One last note. The 100W+ tier will keep moving fast. Watch for Anker to push a 27K successor in PD 3.1 with a higher single-port ceiling, and watch UGREEN to drop the 200W version into broader US distribution. We’ll update this list in Q3 2026 when both ship in volume.

Frequently asked questions

What's the largest power bank I can take on a plane in 2026?

The TSA cap is 100 watt-hours (Wh) per battery in carry-on, which works out to roughly 27,000 mAh at the standard 3.7V cell rating. Anything from 100 to 160 Wh requires airline approval (typically two units max). Over 160 Wh is banned from passenger aircraft entirely. Always check the Wh print on the side of the unit, not just the mAh number on the box.

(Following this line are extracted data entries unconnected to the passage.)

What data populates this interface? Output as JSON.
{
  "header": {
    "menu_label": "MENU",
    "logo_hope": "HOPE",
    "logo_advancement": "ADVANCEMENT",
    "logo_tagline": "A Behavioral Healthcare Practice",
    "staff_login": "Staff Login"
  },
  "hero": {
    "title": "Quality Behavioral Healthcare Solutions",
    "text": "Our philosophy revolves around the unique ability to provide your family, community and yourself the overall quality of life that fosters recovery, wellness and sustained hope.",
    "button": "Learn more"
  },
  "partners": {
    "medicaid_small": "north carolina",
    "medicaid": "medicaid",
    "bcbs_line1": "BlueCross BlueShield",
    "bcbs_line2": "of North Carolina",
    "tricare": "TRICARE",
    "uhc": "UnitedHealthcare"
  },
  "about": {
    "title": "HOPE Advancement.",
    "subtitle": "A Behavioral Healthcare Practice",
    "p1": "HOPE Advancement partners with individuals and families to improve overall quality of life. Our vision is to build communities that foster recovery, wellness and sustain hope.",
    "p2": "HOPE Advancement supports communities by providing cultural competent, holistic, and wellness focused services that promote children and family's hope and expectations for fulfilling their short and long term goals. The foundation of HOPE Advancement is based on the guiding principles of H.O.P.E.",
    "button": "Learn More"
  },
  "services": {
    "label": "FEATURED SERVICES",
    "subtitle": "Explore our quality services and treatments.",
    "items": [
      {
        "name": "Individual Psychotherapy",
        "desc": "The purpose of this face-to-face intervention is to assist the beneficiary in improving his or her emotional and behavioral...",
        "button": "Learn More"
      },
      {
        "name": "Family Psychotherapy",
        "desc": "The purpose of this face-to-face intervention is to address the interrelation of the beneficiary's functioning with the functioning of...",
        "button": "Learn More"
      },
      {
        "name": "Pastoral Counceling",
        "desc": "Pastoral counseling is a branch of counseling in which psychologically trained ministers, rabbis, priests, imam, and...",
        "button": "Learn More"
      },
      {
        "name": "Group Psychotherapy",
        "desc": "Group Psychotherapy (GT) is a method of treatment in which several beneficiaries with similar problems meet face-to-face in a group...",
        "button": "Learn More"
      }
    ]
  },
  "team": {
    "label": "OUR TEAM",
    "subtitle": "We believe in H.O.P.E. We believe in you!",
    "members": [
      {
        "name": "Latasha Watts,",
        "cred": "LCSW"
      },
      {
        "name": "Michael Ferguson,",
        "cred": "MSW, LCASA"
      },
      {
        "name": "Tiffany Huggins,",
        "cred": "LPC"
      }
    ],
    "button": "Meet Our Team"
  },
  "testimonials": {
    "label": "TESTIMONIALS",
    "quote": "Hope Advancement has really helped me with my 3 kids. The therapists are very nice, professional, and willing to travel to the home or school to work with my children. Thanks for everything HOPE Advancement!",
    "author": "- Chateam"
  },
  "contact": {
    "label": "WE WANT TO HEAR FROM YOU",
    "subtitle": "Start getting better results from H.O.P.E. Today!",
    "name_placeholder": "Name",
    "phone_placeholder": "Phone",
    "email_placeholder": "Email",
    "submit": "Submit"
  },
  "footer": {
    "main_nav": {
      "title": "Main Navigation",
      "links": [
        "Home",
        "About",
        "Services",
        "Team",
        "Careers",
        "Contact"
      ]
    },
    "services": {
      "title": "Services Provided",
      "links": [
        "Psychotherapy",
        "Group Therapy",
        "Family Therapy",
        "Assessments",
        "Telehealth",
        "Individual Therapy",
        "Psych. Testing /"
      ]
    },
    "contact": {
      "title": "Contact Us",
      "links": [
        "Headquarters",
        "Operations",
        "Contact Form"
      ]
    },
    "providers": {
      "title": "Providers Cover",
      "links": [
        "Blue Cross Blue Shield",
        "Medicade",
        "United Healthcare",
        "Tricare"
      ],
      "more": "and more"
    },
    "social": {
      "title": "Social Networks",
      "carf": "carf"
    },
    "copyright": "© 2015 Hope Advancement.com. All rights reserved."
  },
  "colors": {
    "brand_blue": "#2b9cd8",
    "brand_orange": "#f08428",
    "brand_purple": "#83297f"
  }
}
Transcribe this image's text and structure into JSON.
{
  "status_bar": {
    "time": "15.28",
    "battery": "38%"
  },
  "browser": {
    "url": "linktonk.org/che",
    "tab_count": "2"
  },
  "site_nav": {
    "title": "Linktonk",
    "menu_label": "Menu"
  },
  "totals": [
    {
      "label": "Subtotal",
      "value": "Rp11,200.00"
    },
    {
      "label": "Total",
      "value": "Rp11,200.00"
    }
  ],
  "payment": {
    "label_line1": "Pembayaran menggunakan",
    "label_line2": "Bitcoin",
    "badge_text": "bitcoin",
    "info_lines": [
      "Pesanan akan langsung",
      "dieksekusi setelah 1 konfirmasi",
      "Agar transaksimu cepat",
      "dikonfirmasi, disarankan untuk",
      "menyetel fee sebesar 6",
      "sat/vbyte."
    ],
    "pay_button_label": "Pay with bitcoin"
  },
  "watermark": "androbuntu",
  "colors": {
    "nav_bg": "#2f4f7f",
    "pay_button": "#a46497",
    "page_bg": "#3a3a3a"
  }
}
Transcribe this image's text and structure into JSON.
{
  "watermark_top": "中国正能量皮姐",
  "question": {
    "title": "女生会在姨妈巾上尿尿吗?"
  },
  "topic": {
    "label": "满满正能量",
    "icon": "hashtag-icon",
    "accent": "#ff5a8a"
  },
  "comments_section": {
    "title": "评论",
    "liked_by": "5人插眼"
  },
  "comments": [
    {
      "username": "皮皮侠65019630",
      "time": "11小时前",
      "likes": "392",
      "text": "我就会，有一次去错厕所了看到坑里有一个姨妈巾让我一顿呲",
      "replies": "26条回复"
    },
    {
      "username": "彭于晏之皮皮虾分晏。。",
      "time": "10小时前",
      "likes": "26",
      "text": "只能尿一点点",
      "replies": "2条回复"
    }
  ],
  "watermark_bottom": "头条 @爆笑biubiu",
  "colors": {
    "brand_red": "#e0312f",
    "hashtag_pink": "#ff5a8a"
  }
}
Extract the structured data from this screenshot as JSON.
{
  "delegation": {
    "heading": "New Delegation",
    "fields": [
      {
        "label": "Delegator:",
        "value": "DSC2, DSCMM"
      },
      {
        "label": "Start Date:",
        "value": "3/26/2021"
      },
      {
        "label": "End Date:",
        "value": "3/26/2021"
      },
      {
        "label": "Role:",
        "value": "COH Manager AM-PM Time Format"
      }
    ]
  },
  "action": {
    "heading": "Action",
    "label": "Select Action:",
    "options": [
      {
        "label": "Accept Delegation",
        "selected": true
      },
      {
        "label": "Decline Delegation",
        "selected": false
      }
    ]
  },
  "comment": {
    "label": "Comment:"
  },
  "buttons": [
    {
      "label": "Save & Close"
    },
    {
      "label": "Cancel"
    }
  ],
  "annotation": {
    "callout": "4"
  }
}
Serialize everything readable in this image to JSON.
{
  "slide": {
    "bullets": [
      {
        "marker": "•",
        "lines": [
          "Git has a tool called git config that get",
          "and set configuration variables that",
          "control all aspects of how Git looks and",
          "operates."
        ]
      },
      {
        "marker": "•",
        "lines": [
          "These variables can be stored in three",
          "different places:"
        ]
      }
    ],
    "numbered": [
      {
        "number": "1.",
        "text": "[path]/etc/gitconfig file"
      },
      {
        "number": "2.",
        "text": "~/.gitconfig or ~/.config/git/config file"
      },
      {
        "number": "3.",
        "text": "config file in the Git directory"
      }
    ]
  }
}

Do I really need 100W+ for a MacBook or just a regular USB-C power bank?

If you own a 14-inch or 16-inch MacBook Pro with the standard 96W or 140W adapter, yes. A 60W or 65W power bank will charge it, but only at a trickle while the screen is on. 100W+ matters when you want true fast charging (50% in under 30 minutes) and you're actively using the laptop while it tops up.

USB-C PD 3.0 vs PD 3.1: does the version matter?

Yes, above 100W. USB-C PD 3.0 caps at 100W (20V/5A). PD 3.1 introduces the Extended Power Range up to 240W via 28V, 36V, and 48V profiles. To pull 140W into a 16-inch MacBook Pro, you need both the power bank and the cable to be rated PD 3.1 EPR. The cable is what most people overlook.

Are AC-outlet power banks worth the bulk over USB-C-only models?

Only if you charge non-USB devices. Cameras with proprietary bricks, CPAP machines, small appliances, projectors: these need the AC outlet. If everything you own is USB-C, an AC pack is dead weight. Modern laptops, phones, tablets, headphones, drones, and even most cameras now charge via USB-C, which is why we recommend an AC pack as a specialist pick, not a default.